Option two: Schembri simply didn’t get the joke. Problem there is, if he’s missing jokes as obvious and as blatant as that one, what the hell is he doing writing about television (or film, his other job at Fairfax)? It seems unlikely that he’d have much of a clue about anything if something as screamingly obvious as that one got by him. How can anyone trust anything he has to say on anything if he can’t tell when he’s being made fun of ON NATIONAL TELEVISION BY PROFESSIONAL COMEDIANS ON THEIR OWN COMEDY SHOW.
Option three: Schembri knows full well the joke is at his expense and is trying to spin the coverage (or just muddy the waters – now his version of events is out there, even we have to pretend it’s moderately plausible) to make him look good. In other words, he’s lying to his readership purely for his own benefit. “Lying” might sound a bit strong, but how else to put it? If he knows they were making fun of him and chooses to say otherwise to his readership, he’s not telling them the truth. Of course, he’ll never admit it and we have no way of knowing what he really thinks. But for the sake of argument, let’s suggest that this scenario is at least plausible.

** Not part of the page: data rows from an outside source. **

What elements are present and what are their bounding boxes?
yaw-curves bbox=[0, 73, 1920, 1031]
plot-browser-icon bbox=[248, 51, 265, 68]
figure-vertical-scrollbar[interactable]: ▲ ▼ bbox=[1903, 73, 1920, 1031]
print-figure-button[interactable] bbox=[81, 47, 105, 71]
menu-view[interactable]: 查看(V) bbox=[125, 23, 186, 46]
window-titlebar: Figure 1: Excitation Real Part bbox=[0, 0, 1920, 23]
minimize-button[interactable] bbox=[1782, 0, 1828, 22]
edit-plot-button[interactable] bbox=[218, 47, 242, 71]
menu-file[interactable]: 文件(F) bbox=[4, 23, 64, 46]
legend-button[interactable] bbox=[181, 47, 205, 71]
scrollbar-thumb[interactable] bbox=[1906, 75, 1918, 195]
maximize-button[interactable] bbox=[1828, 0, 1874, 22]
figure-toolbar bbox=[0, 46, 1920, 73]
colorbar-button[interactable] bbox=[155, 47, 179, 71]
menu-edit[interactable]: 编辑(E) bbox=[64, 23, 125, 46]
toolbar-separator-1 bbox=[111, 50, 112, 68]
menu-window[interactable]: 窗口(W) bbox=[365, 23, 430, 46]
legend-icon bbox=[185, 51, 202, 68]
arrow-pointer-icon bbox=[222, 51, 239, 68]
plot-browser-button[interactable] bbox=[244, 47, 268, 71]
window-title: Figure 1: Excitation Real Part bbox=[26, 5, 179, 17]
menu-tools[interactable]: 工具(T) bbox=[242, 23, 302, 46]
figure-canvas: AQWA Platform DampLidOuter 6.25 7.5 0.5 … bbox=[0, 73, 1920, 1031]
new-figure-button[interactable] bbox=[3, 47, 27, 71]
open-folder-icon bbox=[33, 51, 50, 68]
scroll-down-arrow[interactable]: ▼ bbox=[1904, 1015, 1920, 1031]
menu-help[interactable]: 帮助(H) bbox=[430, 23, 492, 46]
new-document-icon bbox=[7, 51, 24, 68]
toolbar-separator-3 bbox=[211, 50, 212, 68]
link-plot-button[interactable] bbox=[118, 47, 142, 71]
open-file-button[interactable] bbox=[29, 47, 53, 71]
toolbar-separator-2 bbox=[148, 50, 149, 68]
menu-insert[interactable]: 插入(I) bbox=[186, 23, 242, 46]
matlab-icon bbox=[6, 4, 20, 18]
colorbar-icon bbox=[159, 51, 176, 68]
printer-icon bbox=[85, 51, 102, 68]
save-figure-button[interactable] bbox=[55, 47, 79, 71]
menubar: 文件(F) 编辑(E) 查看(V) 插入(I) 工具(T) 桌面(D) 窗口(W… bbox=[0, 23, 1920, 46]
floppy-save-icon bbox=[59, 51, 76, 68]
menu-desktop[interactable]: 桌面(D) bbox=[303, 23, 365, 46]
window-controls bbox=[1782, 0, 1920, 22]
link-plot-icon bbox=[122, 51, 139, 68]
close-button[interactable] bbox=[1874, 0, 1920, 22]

In which case, what the hell is he doing being paid to write about anything? This kind of media manipulation is rightfully scorned and despised by journalists when it’s practiced by politicans and corporations: what are we expected to think when we see one of them doing it for no other reason than for covering his own arse? Whether you laugh at The Chaser or not is a matter of personal taste: whatever your views on comedy, Schembri’s antics stopped being funny a long, long time ago.